13 thoughts on “Braves All-Time Team: Shortstop”

  1. Herman Long is likely to get overlooked on this one, but I’m going with him. About the same adjusted OPS as Furcal, more eestablished career. I want to think he’s considered a good defensive player, too.

    I was torn on Blauser, who put up a nice little underappreciated career in ATL, though I want to think his defense wasn’t all that good in retrospect.

  2. Probably the worst position on the all time team. I voted for Blauser, mostly because of timeline adjustments, but could be convinced Long was enough better in his own time.

  3. Colin, I agree with you. Seems to me Herman Long is the best among the players on the list. My top three will be Long, Furcal and Blauser.

  4. Rabbit Maranville is in the HOF. No one else on this list is really even close. Andres Thomas is the worst short stop ever.

  5. Two things stood out when I checked the stats: 1. Furcal hasn’t been as good with the bat as I thought; and, 2. Wow, Andres Thomas was bad.

    I voted for Blauser, probably biased in his favor from having watched him. I think there is an argument for him, Logan, Maranville or Long.

  6. From a field of overwhelming mediocrity, my pick is Furcal.

    This is more Road from Bristol-related, but I found this funny spoof article on an Onion-type website relating to Stuart Scott hatred. I liked it.

  7. I voted for Andres Thomas, not because he was any good–I know, I watched him–, but rather because everybody needs some love. Well, except for the ESPN crew–they need a serious drubbing–, and Bud Selig, who having been deprived of love all of his life surely needs none now.

  8. Anyone who say’s this is a mediocre field needs to read up on Rabbit Maranville, sure his hitting numbers are not exactly mind-blowing.
    But he played through the entire dead-ball era.

    Maranville was, in many ways what Ozzie Smith before there was an Ozzie Smith. Definately one of the greatest defensive shortstops to ever play the game, he ammased a record 5,133 putouts during his career, and held the record for the most games played in the NL until it was broken by Pete Rose in 1986

    Rabbit was the top vote-getter for his 1954 Hall of Fame vote being named on 82.94 percent of the ballots.

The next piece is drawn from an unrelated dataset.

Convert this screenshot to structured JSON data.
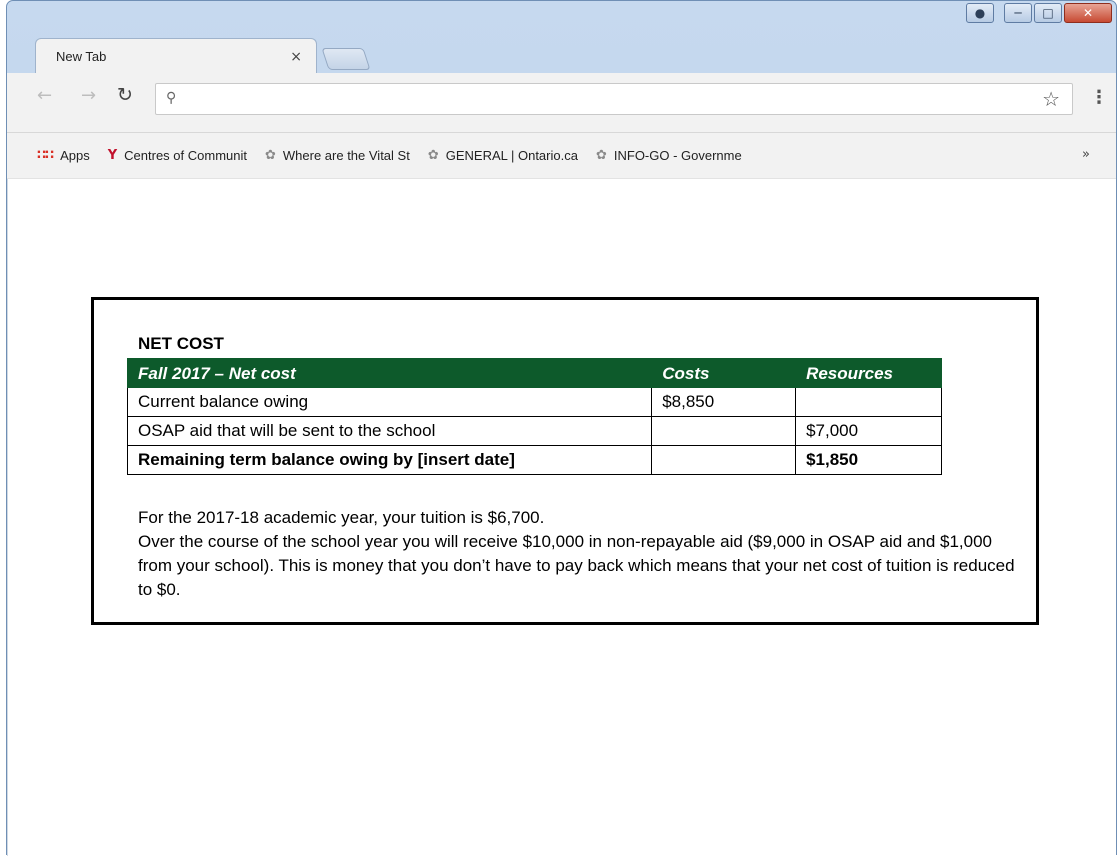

  9. This is the toughest position so far. I’m going with Maranville, based on longetivity and defensive reputation.

    So far everyone’s gotten a vote except for Marty Perez, whose nickname back in the day was “Taco”. Something tells me his family didn’t come up with that, but that Larry Krueger doesn’t see what the big deal is.

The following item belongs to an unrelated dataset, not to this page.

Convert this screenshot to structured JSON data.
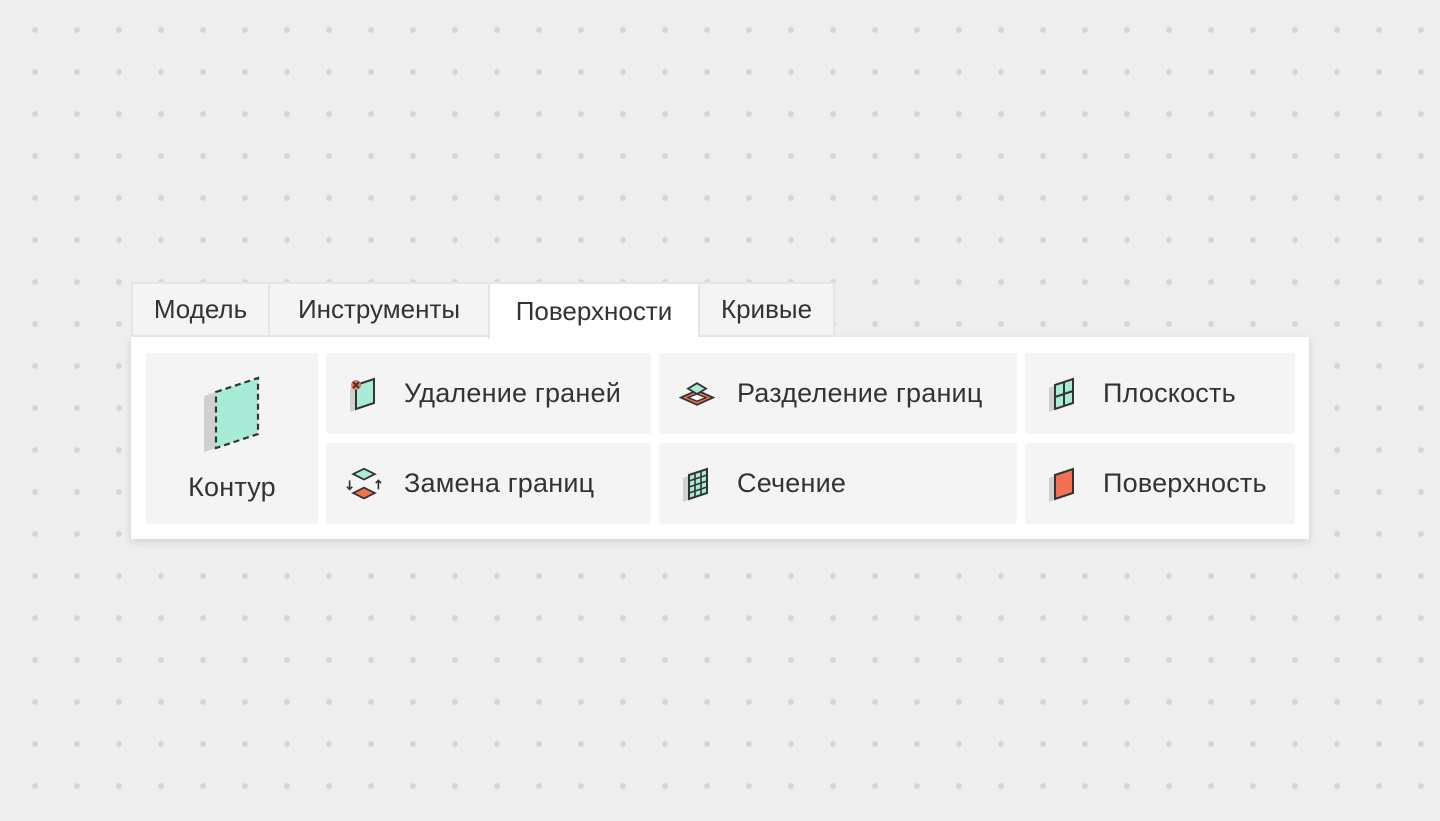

  10. I voted for Maranville. A couple of notes… The young Maranville, pre-1920, was not a totally punchless hitter. He drew some walks, hit a good number of triples, even some (presumably inside-the-park) homers. He hit cleanup for the Miracle Braves, and finished second in the MVP balloting that year, third the year before. He didn’t adapt too well to the lively-ball era, and he played too long, but he was a worthy Hall of Famer.

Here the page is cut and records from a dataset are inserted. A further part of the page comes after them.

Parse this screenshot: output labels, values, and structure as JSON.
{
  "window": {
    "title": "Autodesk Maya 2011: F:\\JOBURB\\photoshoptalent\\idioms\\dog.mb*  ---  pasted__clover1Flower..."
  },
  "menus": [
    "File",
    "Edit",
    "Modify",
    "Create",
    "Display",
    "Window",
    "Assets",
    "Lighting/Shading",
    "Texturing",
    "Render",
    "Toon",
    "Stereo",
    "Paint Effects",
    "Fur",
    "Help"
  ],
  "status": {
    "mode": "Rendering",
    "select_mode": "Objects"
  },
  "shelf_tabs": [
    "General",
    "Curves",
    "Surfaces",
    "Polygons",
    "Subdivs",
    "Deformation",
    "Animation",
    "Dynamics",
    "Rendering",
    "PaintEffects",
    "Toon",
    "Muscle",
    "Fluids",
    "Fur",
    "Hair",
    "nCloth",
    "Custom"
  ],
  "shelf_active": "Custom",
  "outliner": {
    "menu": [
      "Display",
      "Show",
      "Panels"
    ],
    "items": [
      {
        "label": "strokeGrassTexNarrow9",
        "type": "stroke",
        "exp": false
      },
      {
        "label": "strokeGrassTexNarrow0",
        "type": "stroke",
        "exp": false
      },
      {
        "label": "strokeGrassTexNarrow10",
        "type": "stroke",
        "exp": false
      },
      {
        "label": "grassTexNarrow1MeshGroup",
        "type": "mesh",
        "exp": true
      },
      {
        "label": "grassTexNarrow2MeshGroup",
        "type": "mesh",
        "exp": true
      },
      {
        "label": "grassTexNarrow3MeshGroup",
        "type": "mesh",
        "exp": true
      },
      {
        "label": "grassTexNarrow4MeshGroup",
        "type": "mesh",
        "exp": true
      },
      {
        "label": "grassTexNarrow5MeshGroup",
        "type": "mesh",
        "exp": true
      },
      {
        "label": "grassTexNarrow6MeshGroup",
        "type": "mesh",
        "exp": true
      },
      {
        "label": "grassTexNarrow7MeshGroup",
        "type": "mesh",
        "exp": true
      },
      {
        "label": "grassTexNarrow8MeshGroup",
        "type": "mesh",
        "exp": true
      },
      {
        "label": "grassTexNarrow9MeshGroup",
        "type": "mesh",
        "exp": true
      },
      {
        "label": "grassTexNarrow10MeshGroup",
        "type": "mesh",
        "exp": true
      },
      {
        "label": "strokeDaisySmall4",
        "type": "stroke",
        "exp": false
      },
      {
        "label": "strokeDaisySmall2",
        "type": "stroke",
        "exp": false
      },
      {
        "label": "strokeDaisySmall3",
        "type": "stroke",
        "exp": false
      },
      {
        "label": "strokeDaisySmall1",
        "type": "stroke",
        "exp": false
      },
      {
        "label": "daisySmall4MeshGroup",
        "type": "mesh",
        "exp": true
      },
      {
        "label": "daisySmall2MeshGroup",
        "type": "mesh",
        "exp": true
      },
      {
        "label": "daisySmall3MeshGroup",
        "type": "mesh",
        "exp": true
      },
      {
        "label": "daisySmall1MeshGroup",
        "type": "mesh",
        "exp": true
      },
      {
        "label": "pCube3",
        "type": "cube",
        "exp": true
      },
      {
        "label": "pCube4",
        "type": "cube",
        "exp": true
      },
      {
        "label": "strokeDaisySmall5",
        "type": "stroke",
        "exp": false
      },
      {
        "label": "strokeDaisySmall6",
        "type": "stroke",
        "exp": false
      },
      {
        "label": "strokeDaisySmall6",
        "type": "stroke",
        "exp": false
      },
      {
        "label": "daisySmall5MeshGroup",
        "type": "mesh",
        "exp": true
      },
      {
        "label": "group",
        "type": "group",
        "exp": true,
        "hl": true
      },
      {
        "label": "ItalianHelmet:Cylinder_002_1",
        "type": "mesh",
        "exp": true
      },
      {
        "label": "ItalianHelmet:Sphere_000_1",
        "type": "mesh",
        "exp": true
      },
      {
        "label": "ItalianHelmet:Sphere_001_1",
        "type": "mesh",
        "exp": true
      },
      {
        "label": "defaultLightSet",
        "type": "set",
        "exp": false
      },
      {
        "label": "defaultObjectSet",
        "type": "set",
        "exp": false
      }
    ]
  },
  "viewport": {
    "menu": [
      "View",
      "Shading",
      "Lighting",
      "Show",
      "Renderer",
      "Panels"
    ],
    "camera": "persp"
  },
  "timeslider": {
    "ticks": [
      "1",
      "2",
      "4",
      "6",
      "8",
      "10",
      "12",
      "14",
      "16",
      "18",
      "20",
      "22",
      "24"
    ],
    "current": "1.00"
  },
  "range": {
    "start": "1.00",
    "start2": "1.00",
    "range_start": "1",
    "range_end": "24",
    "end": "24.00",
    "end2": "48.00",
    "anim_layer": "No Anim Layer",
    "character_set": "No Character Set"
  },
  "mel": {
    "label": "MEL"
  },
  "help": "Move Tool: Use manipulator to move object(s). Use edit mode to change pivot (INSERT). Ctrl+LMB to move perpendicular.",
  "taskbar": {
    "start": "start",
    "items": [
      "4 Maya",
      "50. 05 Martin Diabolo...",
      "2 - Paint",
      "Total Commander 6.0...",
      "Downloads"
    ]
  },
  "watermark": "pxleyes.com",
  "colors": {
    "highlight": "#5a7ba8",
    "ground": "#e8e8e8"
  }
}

    His top four comparables (Ozzie, Aparicio, Bobby Wallace, Fox) are all in, as is #10 (Appling). Concepcion and Dahlen, who also appear on his list, are candidates. Of course, there are only so many players who play that long, and only Ozzie and Aparicio are really comparable. Which is right, because they’re almost certainly the two modern players he most closely resembles.

  11. I also voted for Maranville.

    Aside from the stats, I’d pick Maranville over Long because of his reputation with the glove. AFAICT, most people that saw them both thought that Maranville was notably better. It’s hard to discern the quality of fielding, throwing, and baserunning from 80-year old stats, so I think that contemporary opinion should matter.

    I’d pick Blauser over Furcal because Blauser was a better hitter, and because Furcal’s career is still a little on the short side. Blauser was at times the best hitting shortstop in the NL (particularly when Larkin was hurt), so his winning would not be a disgrace by any means.

    Comparing Blauser to Maranville is much more of a judgement call, IMO. Their strengths are very different, and they played in very different eras. If you believe in much of a time-line adjustment (especially when comparing pre-integration players with post-integration players), one could certainly make a case for Blauser.

    Any field where a solid Hall of Famer is not considered a lock is not a weak field, IMO.